In many cases, this might have been considered a warning to Blackout that he was out of his weight class and should perhaps stick to assassinating ordinary people for money, but instead it drove him to seek greater revenge. He chose to rely less on brute force and more on his natural stealth abilities, following Ghost Rider and searching for a weakness. What he found was quite rewarding, as he learned that Ghost Rider became a human, Dan Ketch, and Dan was far more vulnerable than his alter ego. Thus did Blackout decide he would make Dan suffer for Ghost Rider’s crimes, and after some cursory scouting, he murdered Dan’s sister Barbara, who was comatose but close to recovering. He proceeded to follow Dan around and murder anyone he spoke to, starting with acquaintances, and planned to work his way up to closer and closer loved ones until Dan (and consequently Ghost Rider) had no one left and feared for his life. While he did not fully succeed in his plans, Blackout did eventually go as far as to mortally wound Dan Ketch by tearing out his throat, forcing him to change into Ghost Rider and remain in limbo for a long time.

Blackout eventually learned that he was only half human, and was one of the demonic Lilin. While this did not yield him any new powers, it did give him a number of new allies in his vendetta, including demon queen Lilith herself. Indeed, one of Blackout’s later tactics against the varied Ghost Riders he fought was making allies. Eventually, however, Blackout decided that his vendetta against Ghost Rider was getting him nowhere and he asked for a truce, saying that he would leave Dan and his family alone if the hero would not interfere with his killings, an offer Ghost Rider refused. This led to the cycle between the two being revived until Dan’s story as the Ghost Rider ended.
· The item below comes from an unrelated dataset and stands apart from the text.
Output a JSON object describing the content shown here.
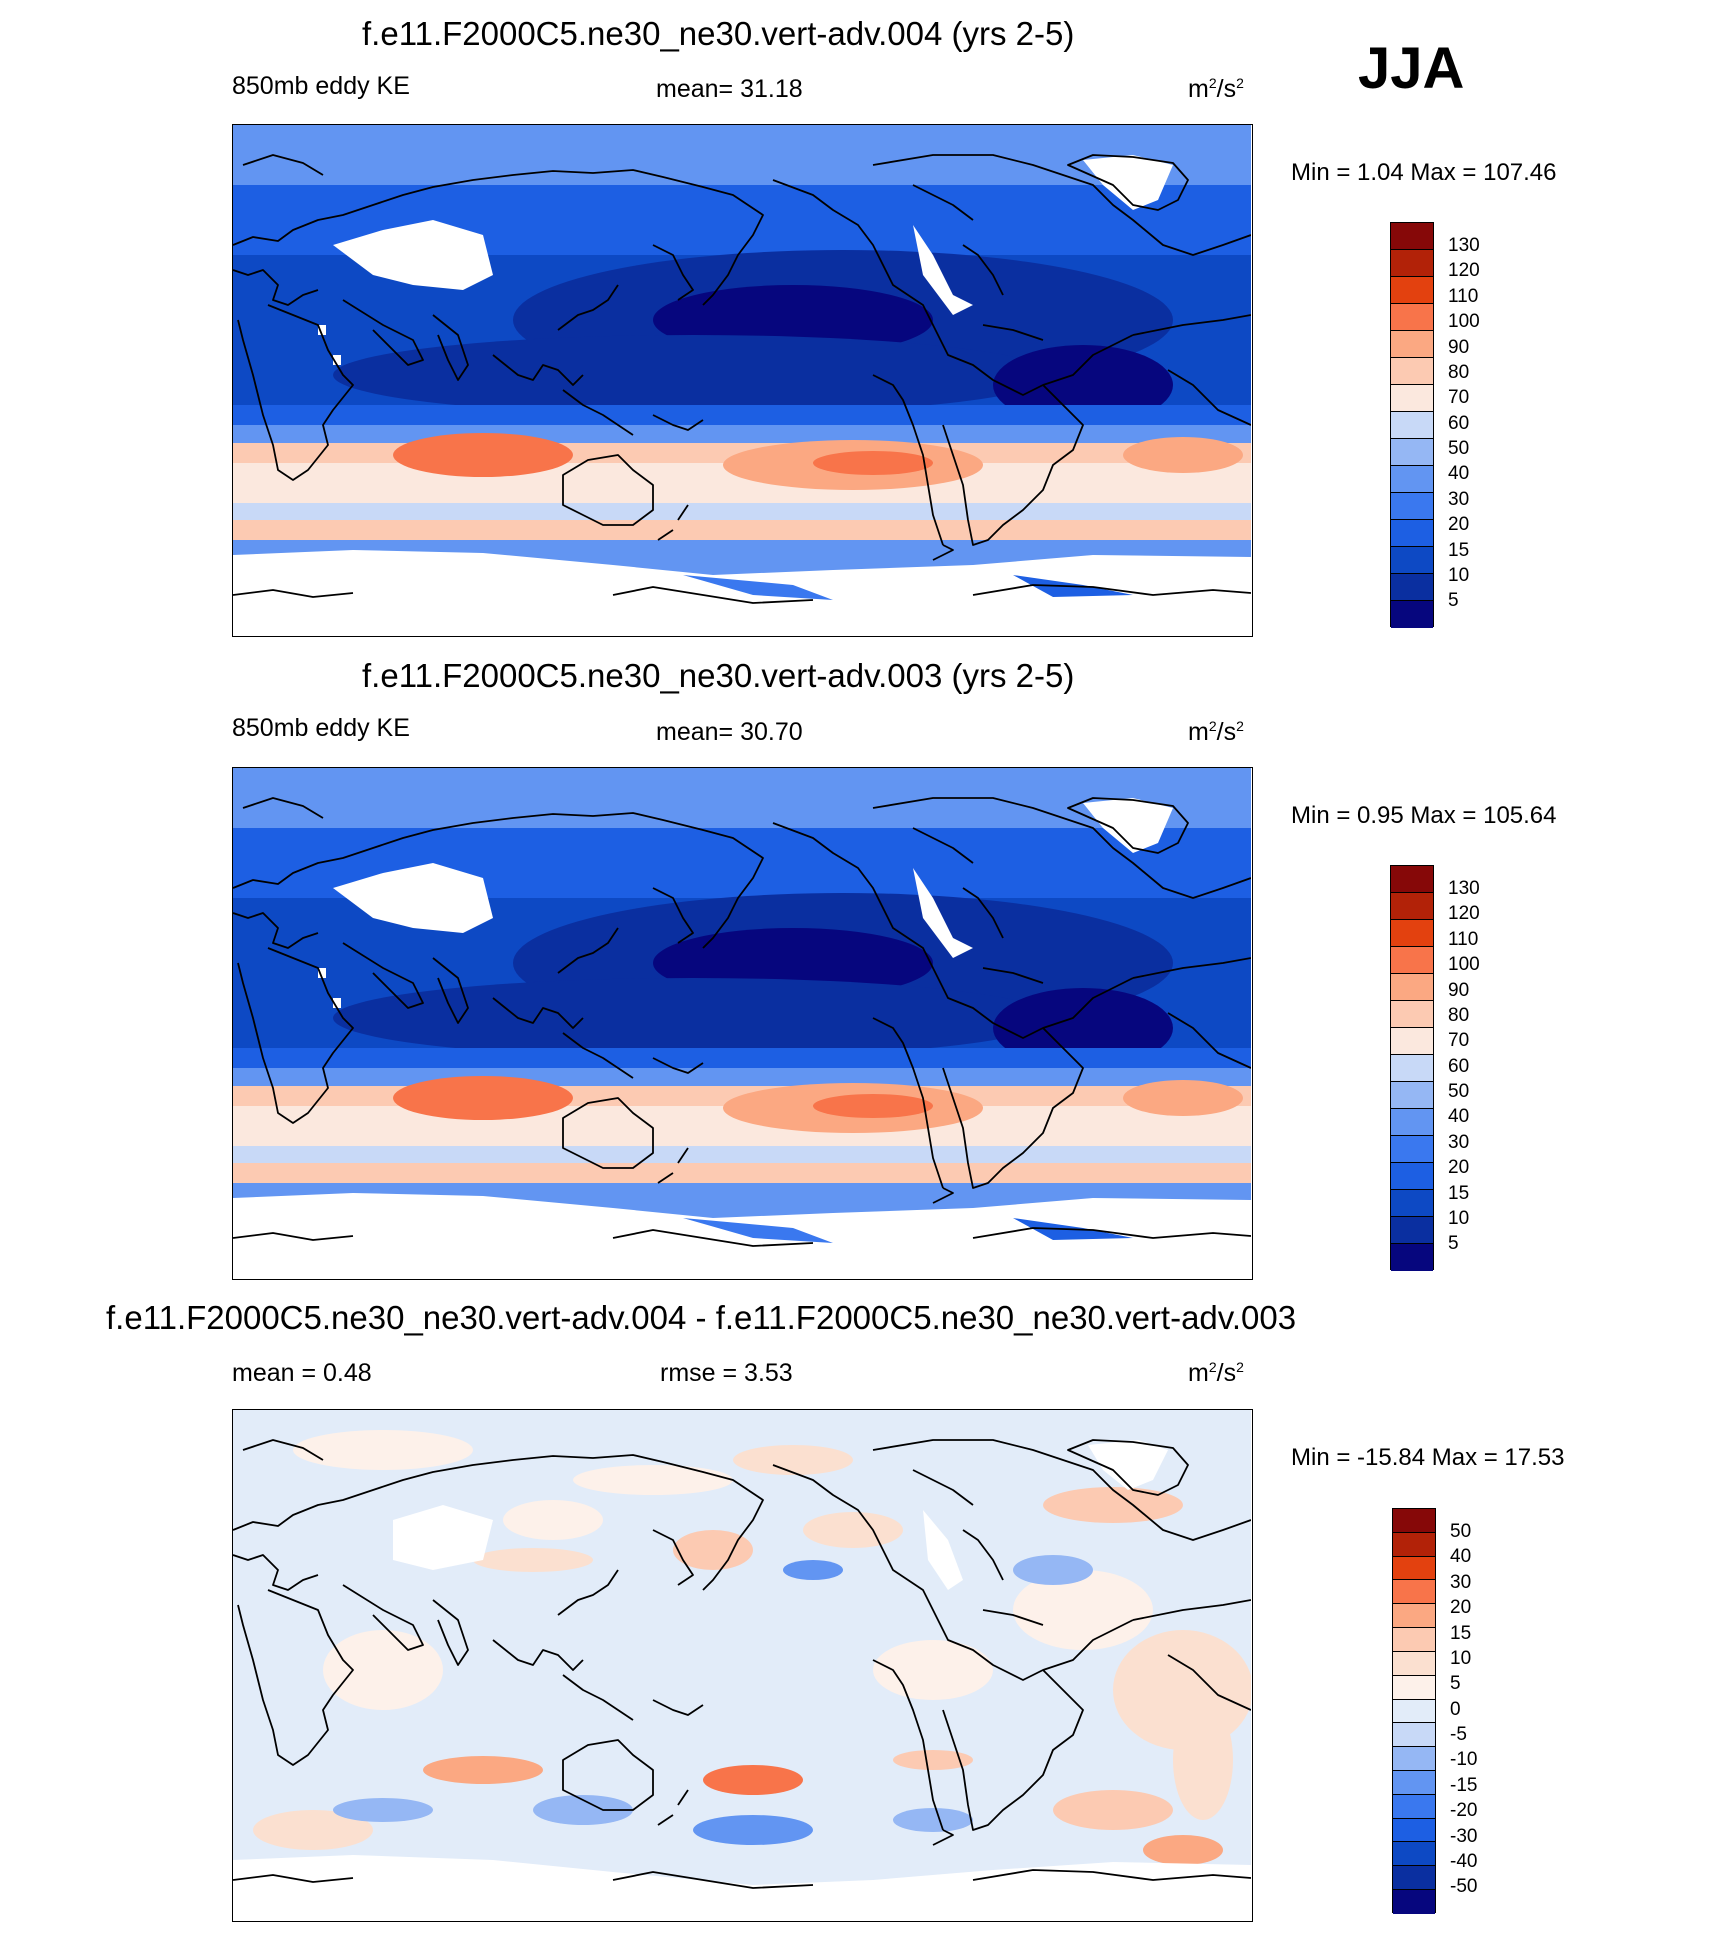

There was always a part of me that wished Blackout had eventually gained some ability to harm Ghost Rider given that they were always such personal rivals, but much like Lex Luthor was always lame in that green armor, Blackout would have lost his charm if he was put on equal footing. The character is interesting because he’s not Ghost Rider’s physical equal, and yet he is still dangerous. Blackout has to find clever ways to win, and because he’s a particularly nasty individual, he strikes in ways that even a superhero can’t stop. He goes for Dan’s family and friends, because the hero can’t protect them at every moment, and sooner or later, everyone lets their guard down. That is when Blackout strikes.